Who are India’s Dalit children?
The Dalits, also known as the ‘untouchables’, sit on the lowest rung of India’s social hierarchy known as the caste system, and they number one in six of the country’s population.  The word ‘Dalit’ is very literal, it means ‘crushed’ or ‘broken into pieces’; as is the word ‘untouchable ‘- quite literally, do not touch.  Dalits are marginalized, downtrodden and victimized within their own society.  They are not allowed into public places such as parks or temples, and the women must be given permission to draw water from a public well or tap.  For wide-ranging reasons Dalits cannot see further than their day to day existence and how to escape their grinding poverty.  Their plight, quite rightly, has been likened to apartheid, ‘the status of being apart’, that was overcome in 1994 in South Africa.
Dalit children are often made to work from a very young age to supplement the family income, or else they look after  younger siblings at home so their mother can go to work.  Many children become ‘bonded’ (slave) labourers for ruthless landlords with whom a family has had to take out a loan.  Children are forced to work for their parent’s abusive landlords for a far greater period of time than the value of the loan.  Many of the children at both schools were once bonded labourers


The background of Supporting Dalit Children
Supporting Dalit Children was set up by Dinah Findlay following her family’s visit to a school, founded by two Jesuits, for Dalit and other marginalized children in Karnataka, Southern India.  In 2002, when Jesuits Father Maxim and Father Eric saw the levels of illiteracy, poverty and deprivation in this state they felt compelled to help.  They have now built two schools that provide an English education for the ‘poorest of the poor’.  In Father Eric’s words, the schools are a “beacon of light that will liberate children from the clutches of ignorance, child labour and child prostitution.”   There is no government funding for either school and, quite simply, the more money Supporting Dalit Children can directly send, the more children can be enrolled. 
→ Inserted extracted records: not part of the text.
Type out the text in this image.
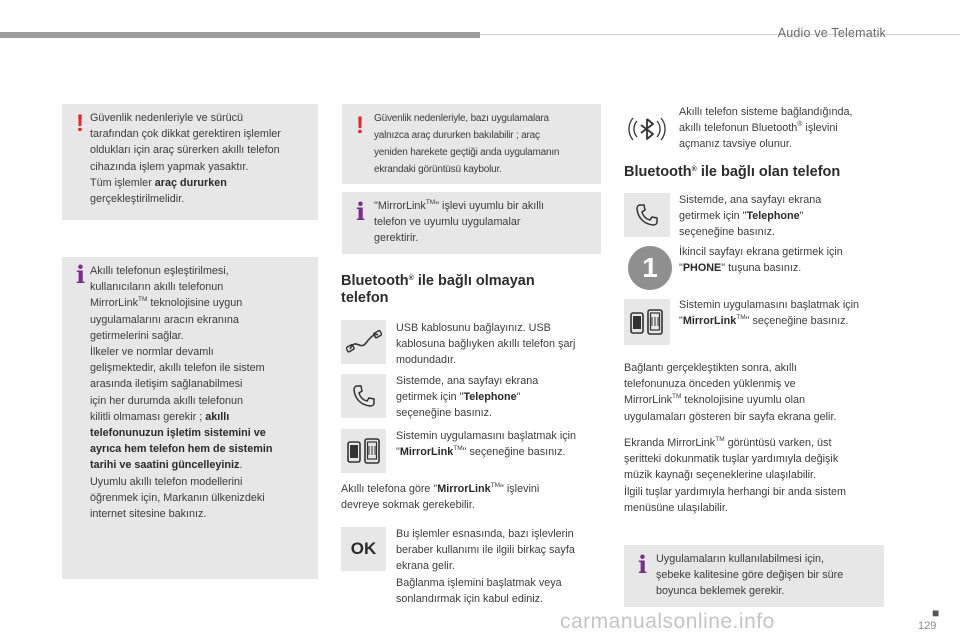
Audio ve Telematik
! Güvenlik nedenleriyle ve sürücü
tarafından çok dikkat gerektiren işlemler
oldukları için araç sürerken akıllı telefon
cihazında işlem yapmak yasaktır.
Tüm işlemler araç dururken
gerçekleştirilmelidir.
i Akıllı telefonun eşleştirilmesi,
kullanıcıların akıllı telefonun
MirrorLink™ teknolojisine uygun
uygulamalarını aracın ekranına
getirmelerini sağlar.
İlkeler ve normlar devamlı
gelişmektedir, akıllı telefon ile sistem
arasında iletişim sağlanabilmesi
için her durumda akıllı telefonun
kilitli olmaması gerekir ; akıllı
telefonunuzun işletim sistemini ve
ayrıca hem telefon hem de sistemin
tarihi ve saatini güncelleyiniz.
Uyumlu akıllı telefon modellerini
öğrenmek için, Markanın ülkenizdeki
internet sitesine bakınız.
! Güvenlik nedenleriyle, bazı uygulamalara
yalnızca araç dururken bakılabilir ; araç
yeniden harekete geçtiği anda uygulamanın
ekrandaki görüntüsü kaybolur.
i "MirrorLink™" işlevi uyumlu bir akıllı
telefon ve uyumlu uygulamalar
gerektirir.
Bluetooth® ile bağlı olmayan
telefon
USB kablosunu bağlayınız. USB
kablosuna bağlıyken akıllı telefon şarj
modundadır.
Sistemde, ana sayfayı ekrana
getirmek için "Telephone"
seçeneğine basınız.
Sistemin uygulamasını başlatmak için
"MirrorLink™" seçeneğine basınız.
Akıllı telefona göre "MirrorLink™" işlevini
devreye sokmak gerekebilir.
OK
Bu işlemler esnasında, bazı işlevlerin
beraber kullanımı ile ilgili birkaç sayfa
ekrana gelir.
Bağlanma işlemini başlatmak veya
sonlandırmak için kabul ediniz.
Akıllı telefon sisteme bağlandığında,
akıllı telefonun Bluetooth® işlevini
açmanız tavsiye olunur.
Bluetooth® ile bağlı olan telefon
Sistemde, ana sayfayı ekrana
getirmek için "Telephone"
seçeneğine basınız.
1	İkincil sayfayı ekrana getirmek için
"PHONE" tuşuna basınız.
Sistemin uygulamasını başlatmak için
"MirrorLink™" seçeneğine basınız.
Bağlantı gerçekleştikten sonra, akıllı
telefonunuza önceden yüklenmiş ve
MirrorLink™ teknolojisine uyumlu olan
uygulamaları gösteren bir sayfa ekrana gelir.
Ekranda MirrorLink™ görüntüsü varken, üst
şeritteki dokunmatik tuşlar yardımıyla değişik
müzik kaynağı seçeneklerine ulaşılabilir.
İlgili tuşlar yardımıyla herhangi bir anda sistem
menüsüne ulaşılabilir.
i Uygulamaların kullanılabilmesi için,
şebeke kalitesine göre değişen bir süre
boyunca beklemek gerekir.
carmanualsonline.info	■
129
The charity is run completely voluntarily by Dinah with great support from her family and friends.  She is willing to talk to anybody wanting to know more about the charity’s work, or the injustices the Dalits are forced to live with.  She regularly speaks to groups including schools, churches, WI or Scout groups, and asks for a small donation that goes directly towards helping another child.  The charity’s trustees and their families pay the office expenses, so that every pound given, plus any Gift Aid reclaimable, can be sent directly to the schools to help educate another child.  Sponsor parents and other benefactors are invited to join the charity’s annual visit to India, paid for by each individual, and to experience first-hand the need for supporting the Dalit children. 

Education is the greatest gift for a child born into India’s terrible poverty.  A school place at either Xavier or Kapepaladi School, costs £18.50 per month per child.  The children write to their sponsor parents twice a year, and letters written back to them, especially with photographs enclosed, are very gladly received.  Any news from India is communicated regularly to sponsor parents and supporters, as soon as the charity receives it.